Stratifying by date prior to April 2013, 46 appendectomies were performed of a total of 219 procedures, giving a rate of 26%. Between April 2013 and July 2016, 491 appendectomies were performed of 701 total procedures, achieving a rate of 87%, which was 4 times higher (sign test; p = 0.001). Routes of surgery were equally balanced between open and laparoscopic approaches. There were 406 laparoscopic/robot-assisted procedures and 338 exploratory laparotomy procedures. Excluding the NA procedures, 183 procedures occurred before April 2013; of these, 91 were laparoscopic and 92 were laparotomy, and there was no difference in rate of appendectomy (t-test; p = 0.9945, NS). Again, excluding the NA procedures, 657 procedures occurred after April 2013 with 303 via laparoscopy and 354 via laparotomy, and there was no difference in rate of appendectomy (t-test; p = 0.9226, NS). Minimally invasive approaches were desirable, but mass size, presenting symptoms, or patient comorbidities led to selection of an appropriate laparotomy route.
Discussion
Routine incidental appendectomy is a safe and feasible procedure. There was a high rate of incidental primary appendiceal cancer identified at 2.97% in this review population. This is compared to the general U.S. population rate of 0.5% of all appendiceal cancers identified, and 1% of all appendectomy specimens examined for appendicitis. 7 An appendectomy contributed to optimal debulking in all 54 patients with metastatic serous cancer. In patients with pelvic pain and endometriosis, appendectomy identified “other” pathology, including a diagnostic etiology of cause (infection—acute or chronic appendicitis—and endometriotic implants), thus explaining the pain symptoms.

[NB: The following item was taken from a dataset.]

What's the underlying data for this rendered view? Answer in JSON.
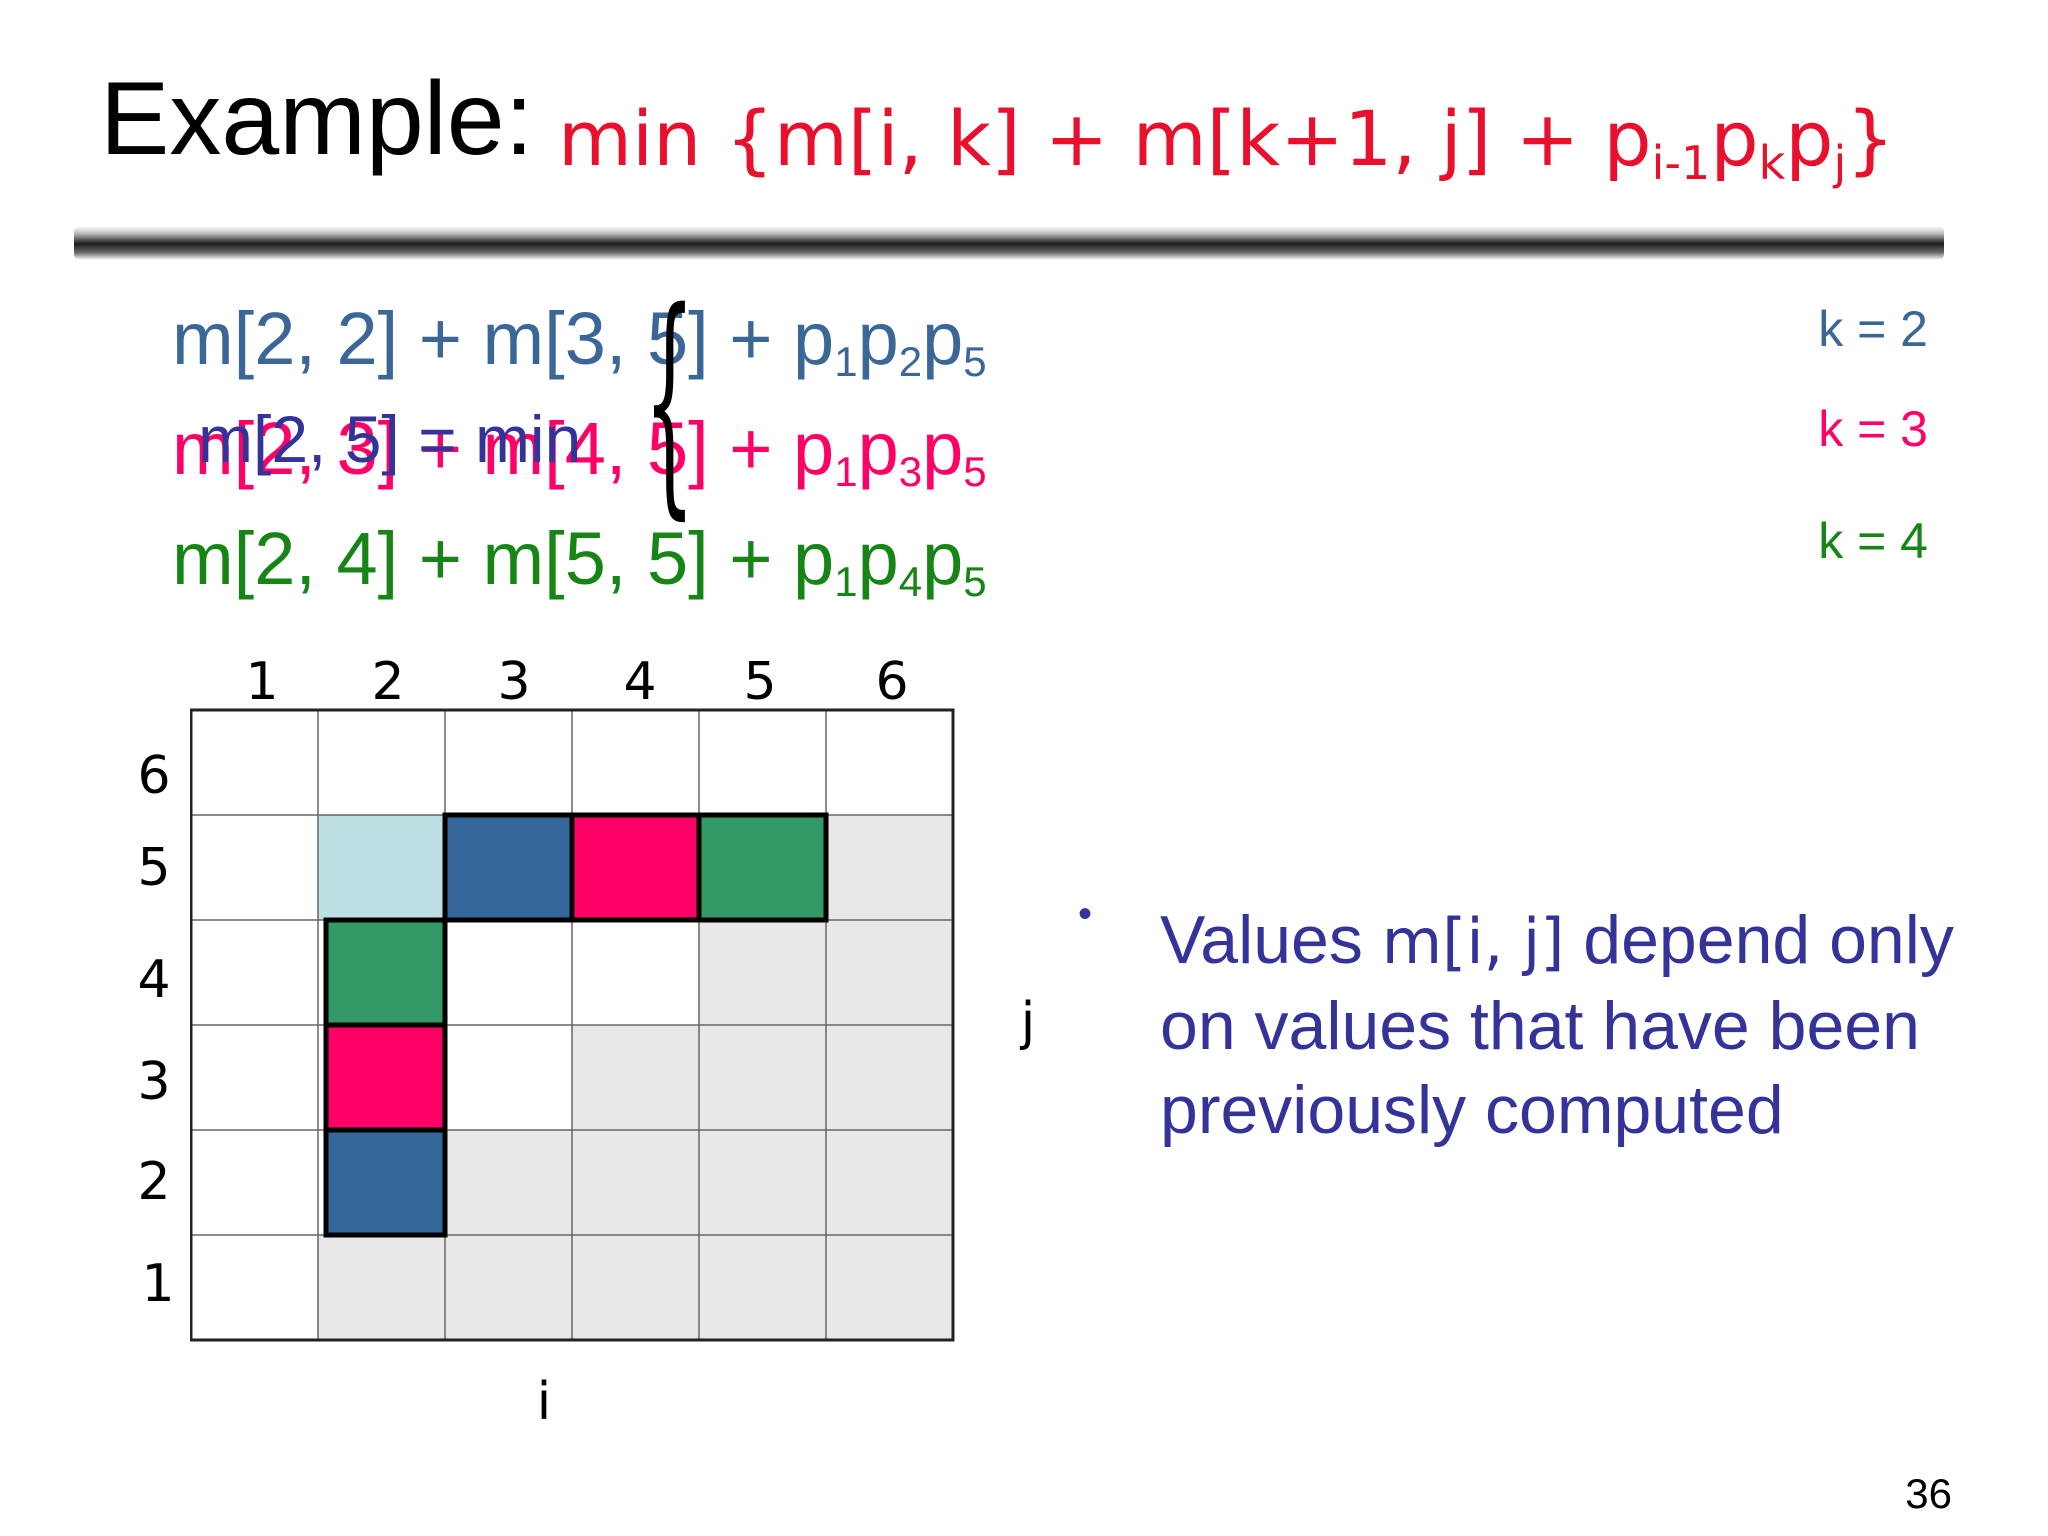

The findings from this chart review advocate for the safety of appendectomy at the time of gynecologic surgery. The review also shows potential benefits with regard to finding occult cancers. The procedure takes an average of 4 additional minutes for a nonretrocecal location. The outcomes were favorable for the cases in this chart review. Many gynecologic surgeons are not comfortable with performing this procedure, but, with the low rate of complications (0%), it is possible to teach these simple techniques to enable a higher procedural rate. Gynecologists can then consider performing appendectomy at the time of routine pelvic surgery.

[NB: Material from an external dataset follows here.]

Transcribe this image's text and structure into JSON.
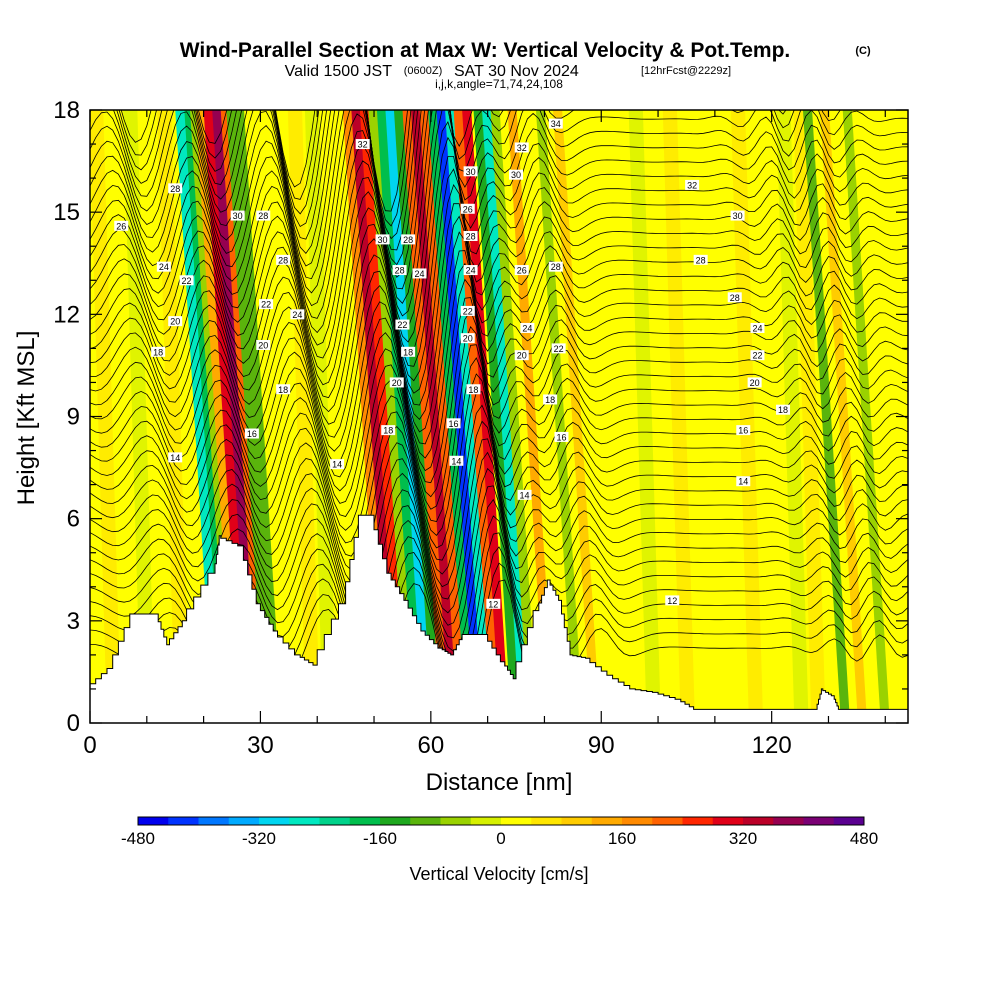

Limitations of this study were a single-provider practice, lower power with a small number of patients, and the retrospective review design. The low rate of complications might be due to a single, high-volume practice; the risk of complications, cost, and time to perform appendectomy might not, however, be reflective of routine practice.
Conclusions
In the high-risk gynecologic population studied, appendectomy helped identify incidental and/or synchronous primary appendiceal cancers, and reduce risk for future appendicitis. The risk reduction for appendicitis occurs in both a general patient population and in an immunocompromised population during adjuvant therapies in those patients with advanced stage gynecologic malignancies. Further investigation into a common genetic etiology of appendiceal cancers concordant with gynecologic malignancies based on the current review of incidental appendectomy procedures can also be investigated.
Footnotes
Author Disclosure Statement
There are no conflicts of interest or financial disclosures for any of the authors.